Michelle W M Li, Weiliang Xia, Dolores D Mruk, Claire Q F Wang, Helen H N Yan, Michelle K Y Siu, Wing-yee Lui, Will M Lee and C Yan Cheng
The timely restructuring of the blood–testis barrier (BTB) that facilitates the migration of preleptotene and leptotene spermatocytes from the basal to the adluminal compartment in the seminiferous epithelium of adult rat testes, which occurs at late stage VII through early stage VIII of the epithelial cycle, is a crucial cellular event of spermatogenesis. However, the regulation of BTB dynamics at the biochemical level remains elusive. In this study, tumor necrosis factor α (TNFα), a secretory product of Sertoli and germ cells in rat testes, was shown to affect junction dynamics in vivo. Following an acute administration of recombinant TNFα directly to adult rat testes in vivo at 0.5 and 2 μg/testis (with a body weight ~300 g), this treatment significantly and transiently disrupted the BTB. It also transiently inhibited the steady-state protein levels of occludin, zonula occludens-1, and N-cadherin, but not junction adhesion molecule-A, α-, and β-catenin in testes at the BTB site as illustrated by immunoblottings, immunohistochemistry, electron microscopy, and fluorescent microscopy.

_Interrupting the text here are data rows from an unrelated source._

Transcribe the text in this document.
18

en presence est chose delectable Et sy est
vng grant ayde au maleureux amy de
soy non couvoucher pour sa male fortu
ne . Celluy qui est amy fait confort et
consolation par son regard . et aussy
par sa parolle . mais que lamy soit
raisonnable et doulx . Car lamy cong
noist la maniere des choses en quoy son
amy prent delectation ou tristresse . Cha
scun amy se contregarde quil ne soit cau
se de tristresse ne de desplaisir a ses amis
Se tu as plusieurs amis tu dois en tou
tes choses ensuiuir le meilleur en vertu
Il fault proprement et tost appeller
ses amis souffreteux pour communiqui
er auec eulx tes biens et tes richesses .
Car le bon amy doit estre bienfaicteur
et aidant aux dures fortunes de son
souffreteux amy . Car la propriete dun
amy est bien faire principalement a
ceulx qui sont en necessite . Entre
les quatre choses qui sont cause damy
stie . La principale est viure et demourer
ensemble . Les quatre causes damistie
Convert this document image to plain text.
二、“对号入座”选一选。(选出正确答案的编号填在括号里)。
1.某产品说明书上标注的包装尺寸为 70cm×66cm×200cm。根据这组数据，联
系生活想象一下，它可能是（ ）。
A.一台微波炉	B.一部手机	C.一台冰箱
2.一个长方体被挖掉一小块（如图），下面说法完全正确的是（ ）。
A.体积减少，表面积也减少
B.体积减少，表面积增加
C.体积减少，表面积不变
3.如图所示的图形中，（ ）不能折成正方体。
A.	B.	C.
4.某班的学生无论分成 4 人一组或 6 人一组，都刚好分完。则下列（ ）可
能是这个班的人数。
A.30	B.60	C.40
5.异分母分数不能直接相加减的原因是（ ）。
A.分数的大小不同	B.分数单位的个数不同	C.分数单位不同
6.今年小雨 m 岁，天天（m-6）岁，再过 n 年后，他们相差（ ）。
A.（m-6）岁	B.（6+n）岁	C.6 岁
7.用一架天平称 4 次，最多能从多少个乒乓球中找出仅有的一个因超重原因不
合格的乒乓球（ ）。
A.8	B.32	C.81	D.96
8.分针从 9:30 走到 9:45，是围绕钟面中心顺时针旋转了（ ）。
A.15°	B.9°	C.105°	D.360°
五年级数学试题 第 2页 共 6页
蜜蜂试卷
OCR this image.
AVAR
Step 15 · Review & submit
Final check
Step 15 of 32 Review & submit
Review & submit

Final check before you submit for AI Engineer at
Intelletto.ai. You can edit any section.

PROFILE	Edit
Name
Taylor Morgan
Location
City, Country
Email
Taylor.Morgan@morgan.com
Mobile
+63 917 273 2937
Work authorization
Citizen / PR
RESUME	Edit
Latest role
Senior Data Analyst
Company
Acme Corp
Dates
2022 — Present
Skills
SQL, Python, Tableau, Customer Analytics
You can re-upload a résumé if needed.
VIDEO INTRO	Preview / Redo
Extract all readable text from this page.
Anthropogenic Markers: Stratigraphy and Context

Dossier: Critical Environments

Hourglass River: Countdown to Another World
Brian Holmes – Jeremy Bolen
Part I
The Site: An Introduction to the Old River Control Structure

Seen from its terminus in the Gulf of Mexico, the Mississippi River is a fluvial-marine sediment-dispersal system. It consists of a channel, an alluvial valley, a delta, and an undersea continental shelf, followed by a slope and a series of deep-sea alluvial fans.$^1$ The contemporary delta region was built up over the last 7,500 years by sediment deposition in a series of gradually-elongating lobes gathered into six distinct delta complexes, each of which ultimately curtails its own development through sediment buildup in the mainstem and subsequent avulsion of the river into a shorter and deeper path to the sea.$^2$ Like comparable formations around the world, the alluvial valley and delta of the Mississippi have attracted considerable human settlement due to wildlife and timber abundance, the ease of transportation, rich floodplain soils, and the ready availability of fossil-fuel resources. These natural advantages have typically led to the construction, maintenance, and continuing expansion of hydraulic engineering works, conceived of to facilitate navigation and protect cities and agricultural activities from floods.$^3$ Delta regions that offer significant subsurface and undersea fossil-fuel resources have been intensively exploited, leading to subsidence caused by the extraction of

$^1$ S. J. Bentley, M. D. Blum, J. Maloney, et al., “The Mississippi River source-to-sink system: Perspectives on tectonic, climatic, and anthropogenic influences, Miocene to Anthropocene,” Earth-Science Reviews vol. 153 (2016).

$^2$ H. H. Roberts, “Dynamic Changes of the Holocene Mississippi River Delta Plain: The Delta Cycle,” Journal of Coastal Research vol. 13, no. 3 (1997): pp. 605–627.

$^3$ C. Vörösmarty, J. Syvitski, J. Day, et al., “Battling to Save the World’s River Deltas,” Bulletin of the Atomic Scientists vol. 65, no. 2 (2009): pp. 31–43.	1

This transient disruption of the BTB integrity induced by TNFα treatment was further demonstrated by a functional test to assess the passage of a fluorescent dye (e.g. fluorescein-5-isothiocyanate) from the systemic circulation to the adluminal compartment. Additionally, both the phosphorylated-Ser/Thr protein kinase activated by MAP kinase kinase (p-p38) and phosphorylated-externally regulated kinase (p-ERK) mitogen -activated protein kinase-signaling pathways were transiently activated. Collectively, these data coupled with the recently published in vitro studies have illustrated that the BTB is likely utilizing a novel mechanism in which localized production of TNFα by Sertoli and germ cells into the microenvironment at the basal compartment facilitates the timely restructuring (‘opening’?) of the BTB during spermatogenesis to facilitate germ cell migration.